Une nouvelle arme contre la résistance aux antibiotiques
Une nouvelle classe de molécules motorisées qui tuent des bactéries spécifiques, semble prometteuse pour endiguer la menace que représente la résistance aux antibiotiques pour la santé humaine.
Des molécules appelées HTI
Des scientifiques de l’université de Rice ont dirigé une équipe qui a mis au point des molécules d’hemithioindigo (HTI) activées par la lumière, qui détruisent les bactéries à Gram positif et les biofilms qu’elles forment.
Ces molécules le font en augmentant la génération locale d’espèces réactives de l’oxygène (ROS), qui attaquent chimiquement et détruisent les cellules résistantes aux médicaments. Ces nouvelles molécules sont différentes et complémentaires à d’autres molécules créées à Rice qui sont également activées par la lumière mais qui percent les membranes cellulaires des bactéries pour les tuer.
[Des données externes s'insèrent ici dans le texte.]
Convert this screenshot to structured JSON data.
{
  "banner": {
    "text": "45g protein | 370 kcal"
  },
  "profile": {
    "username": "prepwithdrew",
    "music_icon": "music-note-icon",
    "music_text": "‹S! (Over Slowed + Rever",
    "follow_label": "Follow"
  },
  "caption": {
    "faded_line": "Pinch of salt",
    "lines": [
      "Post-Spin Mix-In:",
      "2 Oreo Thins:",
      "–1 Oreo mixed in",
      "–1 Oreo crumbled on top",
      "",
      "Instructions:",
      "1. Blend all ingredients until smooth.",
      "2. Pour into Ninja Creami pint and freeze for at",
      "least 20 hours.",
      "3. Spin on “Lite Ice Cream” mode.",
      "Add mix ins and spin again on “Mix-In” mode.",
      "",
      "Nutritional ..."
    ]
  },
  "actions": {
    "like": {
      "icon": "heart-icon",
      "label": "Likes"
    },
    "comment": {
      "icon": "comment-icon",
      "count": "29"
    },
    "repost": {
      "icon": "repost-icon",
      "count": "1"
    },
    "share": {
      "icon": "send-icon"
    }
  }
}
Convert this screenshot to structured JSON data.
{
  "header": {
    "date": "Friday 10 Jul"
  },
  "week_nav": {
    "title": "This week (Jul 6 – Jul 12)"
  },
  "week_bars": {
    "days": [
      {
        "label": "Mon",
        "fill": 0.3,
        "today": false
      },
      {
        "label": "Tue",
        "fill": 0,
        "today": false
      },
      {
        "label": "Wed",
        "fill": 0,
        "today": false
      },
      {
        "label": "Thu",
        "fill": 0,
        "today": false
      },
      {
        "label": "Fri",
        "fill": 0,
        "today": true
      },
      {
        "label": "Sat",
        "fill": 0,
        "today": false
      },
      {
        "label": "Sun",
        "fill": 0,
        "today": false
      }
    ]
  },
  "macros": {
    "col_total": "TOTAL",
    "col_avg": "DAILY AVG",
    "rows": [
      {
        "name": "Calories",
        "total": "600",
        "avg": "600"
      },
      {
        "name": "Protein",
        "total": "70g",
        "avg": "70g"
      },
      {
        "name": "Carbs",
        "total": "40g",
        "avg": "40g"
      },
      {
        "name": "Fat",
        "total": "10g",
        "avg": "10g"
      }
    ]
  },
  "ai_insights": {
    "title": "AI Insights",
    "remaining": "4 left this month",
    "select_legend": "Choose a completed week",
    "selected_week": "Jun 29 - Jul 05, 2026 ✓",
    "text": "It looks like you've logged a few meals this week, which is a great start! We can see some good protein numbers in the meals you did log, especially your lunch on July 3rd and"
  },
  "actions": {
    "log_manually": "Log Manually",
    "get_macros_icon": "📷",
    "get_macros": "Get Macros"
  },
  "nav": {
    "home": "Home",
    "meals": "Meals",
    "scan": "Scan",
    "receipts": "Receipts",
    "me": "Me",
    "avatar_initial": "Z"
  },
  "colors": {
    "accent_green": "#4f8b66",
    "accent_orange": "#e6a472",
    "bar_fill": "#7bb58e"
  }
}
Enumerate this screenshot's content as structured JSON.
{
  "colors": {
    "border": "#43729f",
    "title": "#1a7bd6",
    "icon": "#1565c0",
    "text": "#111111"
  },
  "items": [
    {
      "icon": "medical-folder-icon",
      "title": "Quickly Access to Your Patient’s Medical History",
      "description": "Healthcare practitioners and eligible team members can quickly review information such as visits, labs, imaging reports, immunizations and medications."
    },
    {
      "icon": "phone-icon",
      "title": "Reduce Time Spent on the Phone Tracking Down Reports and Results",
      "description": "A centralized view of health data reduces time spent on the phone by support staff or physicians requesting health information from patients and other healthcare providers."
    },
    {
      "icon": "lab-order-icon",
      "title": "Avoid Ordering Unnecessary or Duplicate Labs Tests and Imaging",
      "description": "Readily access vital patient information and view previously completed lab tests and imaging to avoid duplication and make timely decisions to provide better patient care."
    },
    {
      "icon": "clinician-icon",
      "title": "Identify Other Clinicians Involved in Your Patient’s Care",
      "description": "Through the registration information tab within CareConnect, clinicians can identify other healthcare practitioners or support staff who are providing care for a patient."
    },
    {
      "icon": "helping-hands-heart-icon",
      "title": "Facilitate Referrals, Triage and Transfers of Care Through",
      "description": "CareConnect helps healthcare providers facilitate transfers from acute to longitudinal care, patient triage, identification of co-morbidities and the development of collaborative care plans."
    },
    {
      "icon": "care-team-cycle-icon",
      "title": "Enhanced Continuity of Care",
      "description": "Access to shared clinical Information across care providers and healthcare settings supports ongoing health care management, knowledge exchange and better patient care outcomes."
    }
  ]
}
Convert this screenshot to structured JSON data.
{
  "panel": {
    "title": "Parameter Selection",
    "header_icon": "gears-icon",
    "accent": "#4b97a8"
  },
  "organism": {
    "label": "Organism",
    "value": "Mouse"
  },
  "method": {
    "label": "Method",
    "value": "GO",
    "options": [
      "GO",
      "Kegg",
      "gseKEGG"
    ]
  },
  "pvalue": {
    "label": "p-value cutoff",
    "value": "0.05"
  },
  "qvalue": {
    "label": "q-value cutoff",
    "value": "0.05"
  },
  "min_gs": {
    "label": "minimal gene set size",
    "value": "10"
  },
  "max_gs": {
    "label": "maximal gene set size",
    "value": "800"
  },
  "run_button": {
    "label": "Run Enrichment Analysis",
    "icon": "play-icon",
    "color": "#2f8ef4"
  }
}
Comme les foreuses basées sur les travaux de Bernard Feringa, lauréat du prix Nobel, les molécules à base de HTI sont activées par la lumière visible plutôt que par les rayons ultraviolets nocifs. Ces deux molécules sont des produits du chimiste James Tour et de ses collègues. Ana Santos, et Alexis van Venrooy, actuellement chercheur principal chez Genesis Therapeutics à San Diego.
Les HTI sont constituées de deux moitiés
Les machines moléculaires à base de HTI sont constituées de deux moitiés : une unité de thioindigo liée à un carbocycle via une double liaison carbone centrale. Lorsqu’elle est déclenchée par la lumière visible, la molécule subit un changement de conformation qui se traduit soit par un mouvement de 360 degrés semblable à celui d’une foreuse, soit par un passage entre deux conformations, comme un interrupteur « marche/arrêt », selon la conception moléculaire.
Au cours de ce processus, les HTI activées réagissent avec la cellule bactérienne et l’oxygène moléculaire, transférant des électrons pour produire des ROS qui frappent les cellules cibles. « Ces produits ne tuent pas les cellules en déchirant mécaniquement les membranes comme le font les produits précédents », a déclaré M. Tour. « Ils induisent une perturbation suffisante pour que des espèces réactives de l’oxygène et des radicaux libres soient générés et finissent par tuer les cellules.
Les chercheurs ont testé plusieurs variantes de l’HTI sur sept souches de bactéries à Gram positif et ont constaté que cette molécule les tuait toutes en présence de lumière. Les HTI étaient moins efficaces sur les bactéries à Gram négatif sans doute parce que leur double membrane empêche les HTI de pénétrer dans la cellule. Mais en les perméabilisant avec une solution tampon Tris-EDTA, elles étaient plus susceptibles d’être tuées par les HTI.
Ils ont également exposé des colonies de Staphylococcus aureus avec et sans la présence de piégeurs de ROS, et ont constaté que celles avec les piégeurs réduisaient l’efficacité des molécules d’hemithioindigo. Sans les piégeurs, les ROS ont eu l’effet désiré sur les bactéries.
Les HTI peuvent tuer des souches à Gram positif en 25 minutes
Cette étude a montré que les HTI tuaient également les cellules persistantes tolérantes aux antibiotiques de différentes souches Gram positif en 25 minutes seulement, plus rapidement que les antibiotiques classiques. Dans tous les cas, l’exposition répétée aux HTI n’a pas augmenté la résistance des bactéries au traitement.
Comme ce traitement est basé sur les ROS plutôt que sur une action mécanique, il ne nuit pas aux cellules des mammifères, a déclaré Santos. « Cela ouvre la voie à une nouvelle thérapie antimicrobienne qui peut cibler en toute sécurité les agents pathogènes à Gram positif, associés aux infections cutanées telles que les brûlures ».
Cette recherche a été publiée dans Advanced Science.